On June 1, President Donald Trump fulfilled a campaign promise to withdraw from the Paris Agreement. The POTUS cited “onerous energy restrictions” and “draconian financial and economic burdens” of the international climate accord, which aims to mitigate global warming. He went on to affirm that under his administration, the country “will be environmentally friendly, but we’re not going to put our businesses out of work and we’re not going to lose our jobs.”

The announcement set off a flurry of responses from governments and organizations around the world—including many in the design community. The American Institute of Architects (AIA) president Thomas Vonier expressed concern that the withdrawal would “put us behind our major global competitors” in a statement issued that afternoon. Vonier’s words were quickly endorsed by the Royal Architectural Institute of Canada and the International Union of Architects. The U.S. Green Building Council (USGBC) president and CEO Mahesh Ramanujam said in a statement that he was “deeply disappointed” with the news, while Royal Institute of British Architects president Jane Duncan condemned the move as “one of the most regressive decisions of our time.”

The Paris Agreement originated at COP21, the 21st Conference of the Parties to the United Nations Framework Convention on Climate Change, and went into effect on November 4, 2016. Signatories cannot leave the deal for four years, meaning the U.S. is committed through November 2020—the end of Trump’s current term. Still, many in the profession, including Vonier, argue that the announcement alone is damaging. “U.S. architects have truly been at the forefront of international efforts to address energy and climate issues,” he tells RECORD. “The decision to withdraw signals retreat; that hurts the image of the United States and, along with it, its architects.”

But concern has been tempered with optimism, stemming from confidence in the private sector, local governments, and design professionals to “lead the charge toward action,” says the USGBC’s Ramanujam. “The principles of the Paris Agreement will move forward, and we hope the administration will see the benefits of engagement over time.”

Collectively, the design community has been promoting sustainability for years, with initiatives like the 2030 Challenge and the AIA 2030 Commitment (for carbonneutral buildings), as well as longstanding certification programs like LEED. Shortly after Trump’s inauguration, the Chicago-based group Architects Advocate published an open letter to the President, signed by more than 120 firms in Illinois, on climate change and energy use.

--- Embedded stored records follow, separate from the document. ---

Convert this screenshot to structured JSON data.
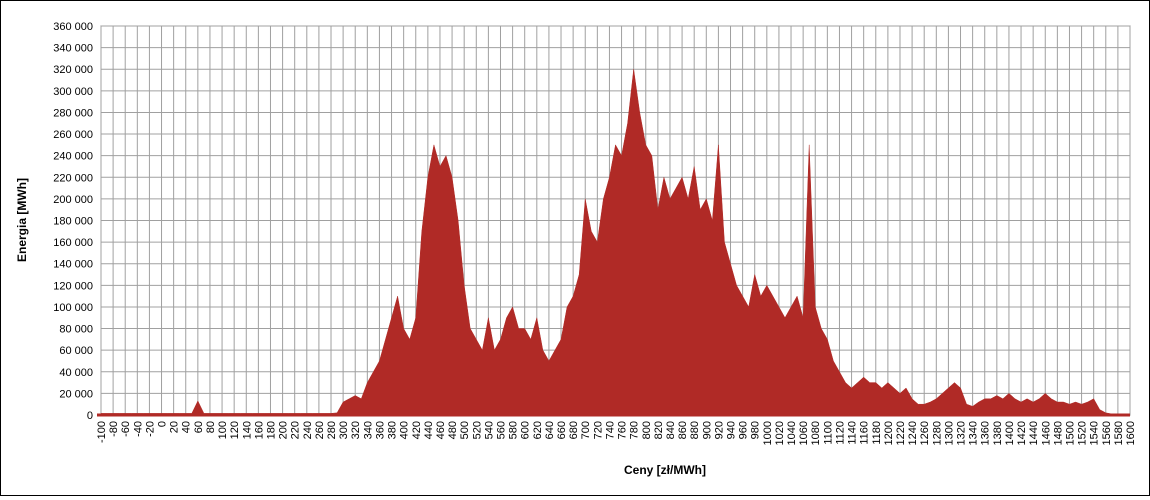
{
  "chart_data": {
    "type": "area",
    "xlabel": "Ceny [zł/MWh]",
    "ylabel": "Energia [MWh]",
    "color": "#b02a26",
    "grid": true,
    "xlim": [
      -100,
      1600
    ],
    "xticks": [
      -100,
      -80,
      -60,
      -40,
      -20,
      0,
      20,
      40,
      60,
      80,
      100,
      120,
      140,
      160,
      180,
      200,
      220,
      240,
      260,
      280,
      300,
      320,
      340,
      360,
      380,
      400,
      420,
      440,
      460,
      480,
      500,
      520,
      540,
      560,
      580,
      600,
      620,
      640,
      660,
      680,
      700,
      720,
      740,
      760,
      780,
      800,
      820,
      840,
      860,
      880,
      900,
      920,
      940,
      960,
      980,
      1000,
      1020,
      1040,
      1060,
      1080,
      1100,
      1120,
      1140,
      1160,
      1180,
      1200,
      1220,
      1240,
      1260,
      1280,
      1300,
      1320,
      1340,
      1360,
      1380,
      1400,
      1420,
      1440,
      1460,
      1480,
      1500,
      1520,
      1540,
      1560,
      1580,
      1600
    ],
    "ylim": [
      0,
      360000
    ],
    "yticks": [
      {
        "value": 0,
        "label": "0"
      },
      {
        "value": 20000,
        "label": "20 000"
      },
      {
        "value": 40000,
        "label": "40 000"
      },
      {
        "value": 60000,
        "label": "60 000"
      },
      {
        "value": 80000,
        "label": "80 000"
      },
      {
        "value": 100000,
        "label": "100 000"
      },
      {
        "value": 120000,
        "label": "120 000"
      },
      {
        "value": 140000,
        "label": "140 000"
      },
      {
        "value": 160000,
        "label": "160 000"
      },
      {
        "value": 180000,
        "label": "180 000"
      },
      {
        "value": 200000,
        "label": "200 000"
      },
      {
        "value": 220000,
        "label": "220 000"
      },
      {
        "value": 240000,
        "label": "240 000"
      },
      {
        "value": 260000,
        "label": "260 000"
      },
      {
        "value": 280000,
        "label": "280 000"
      },
      {
        "value": 300000,
        "label": "300 000"
      },
      {
        "value": 320000,
        "label": "320 000"
      },
      {
        "value": 340000,
        "label": "340 000"
      },
      {
        "value": 360000,
        "label": "360 000"
      }
    ],
    "x": [
      -100,
      -90,
      -80,
      -70,
      -60,
      -50,
      -40,
      -30,
      -20,
      -10,
      0,
      10,
      20,
      30,
      40,
      50,
      60,
      70,
      80,
      90,
      100,
      110,
      120,
      130,
      140,
      150,
      160,
      170,
      180,
      190,
      200,
      210,
      220,
      230,
      240,
      250,
      260,
      270,
      280,
      290,
      300,
      310,
      320,
      330,
      340,
      350,
      360,
      370,
      380,
      390,
      400,
      410,
      420,
      430,
      440,
      450,
      460,
      470,
      480,
      490,
      500,
      510,
      520,
      530,
      540,
      550,
      560,
      570,
      580,
      590,
      600,
      610,
      620,
      630,
      640,
      650,
      660,
      670,
      680,
      690,
      700,
      710,
      720,
      730,
      740,
      750,
      760,
      770,
      780,
      790,
      800,
      810,
      820,
      830,
      840,
      850,
      860,
      870,
      880,
      890,
      900,
      910,
      920,
      930,
      940,
      950,
      960,
      970,
      980,
      990,
      1000,
      1010,
      1020,
      1030,
      1040,
      1050,
      1060,
      1070,
      1080,
      1090,
      1100,
      1110,
      1120,
      1130,
      1140,
      1150,
      1160,
      1170,
      1180,
      1190,
      1200,
      1210,
      1220,
      1230,
      1240,
      1250,
      1260,
      1270,
      1280,
      1290,
      1300,
      1310,
      1320,
      1330,
      1340,
      1350,
      1360,
      1370,
      1380,
      1390,
      1400,
      1410,
      1420,
      1430,
      1440,
      1450,
      1460,
      1470,
      1480,
      1490,
      1500,
      1510,
      1520,
      1530,
      1540,
      1550,
      1560,
      1570,
      1580,
      1590,
      1600
    ],
    "values": [
      1500,
      1500,
      1500,
      1500,
      1500,
      1500,
      1500,
      1500,
      1500,
      1500,
      1500,
      1500,
      1500,
      1500,
      1500,
      1500,
      13000,
      1500,
      1500,
      1500,
      1500,
      1500,
      1500,
      1500,
      1500,
      1500,
      1500,
      1500,
      1500,
      1500,
      1500,
      1500,
      1500,
      1500,
      1500,
      1500,
      1500,
      1500,
      1500,
      2000,
      12000,
      15000,
      18000,
      15000,
      30000,
      40000,
      50000,
      70000,
      90000,
      110000,
      80000,
      70000,
      90000,
      170000,
      220000,
      250000,
      230000,
      240000,
      220000,
      180000,
      120000,
      80000,
      70000,
      60000,
      90000,
      60000,
      70000,
      90000,
      100000,
      80000,
      80000,
      70000,
      90000,
      60000,
      50000,
      60000,
      70000,
      100000,
      110000,
      130000,
      200000,
      170000,
      160000,
      200000,
      220000,
      250000,
      240000,
      270000,
      320000,
      280000,
      250000,
      240000,
      190000,
      220000,
      200000,
      210000,
      220000,
      200000,
      230000,
      190000,
      200000,
      180000,
      250000,
      160000,
      140000,
      120000,
      110000,
      100000,
      130000,
      110000,
      120000,
      110000,
      100000,
      90000,
      100000,
      110000,
      90000,
      250000,
      100000,
      80000,
      70000,
      50000,
      40000,
      30000,
      25000,
      30000,
      35000,
      30000,
      30000,
      25000,
      30000,
      25000,
      20000,
      25000,
      15000,
      10000,
      10000,
      12000,
      15000,
      20000,
      25000,
      30000,
      25000,
      10000,
      8000,
      12000,
      15000,
      15000,
      18000,
      15000,
      20000,
      15000,
      12000,
      15000,
      12000,
      15000,
      20000,
      15000,
      12000,
      12000,
      10000,
      12000,
      10000,
      12000,
      15000,
      5000,
      2000,
      1000,
      0,
      0,
      0
    ]
  }
}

And just days after news of the Paris Agreement withdrawal, an online letter called “We Are Still In” drew signatures from more than 1,200 politicians, academics, and major corporations—including many from architecture, engineering, and construction—still committed to the accord’s principles.

Firms are also taking action on an individual basis. For example, Atelier Ten, which consults on building systems and lighting and environmental design, signed the “We Are Still In” letter and joined Architects Advocate, but also conducts an annual carbon audit and pays for their offsets as a company. Texas design firm Lake | Flato recently implemented a program that allows employees to apply for paid time “grants” to conduct research that advances sustainable design, while engineering company Thornton Tomasetti has established a “Green Champion” program, giving employees leadership roles in helping their offices meet sustainable operations standards.

As KieranTimberlake partner (and Obama appointee to the National Institute of Building Sciences) James Timberlake says, “The more architects come together on these issues, as a community and within our own firms, the more attention we can attract from our congressional representatives and, eventually, the administration.”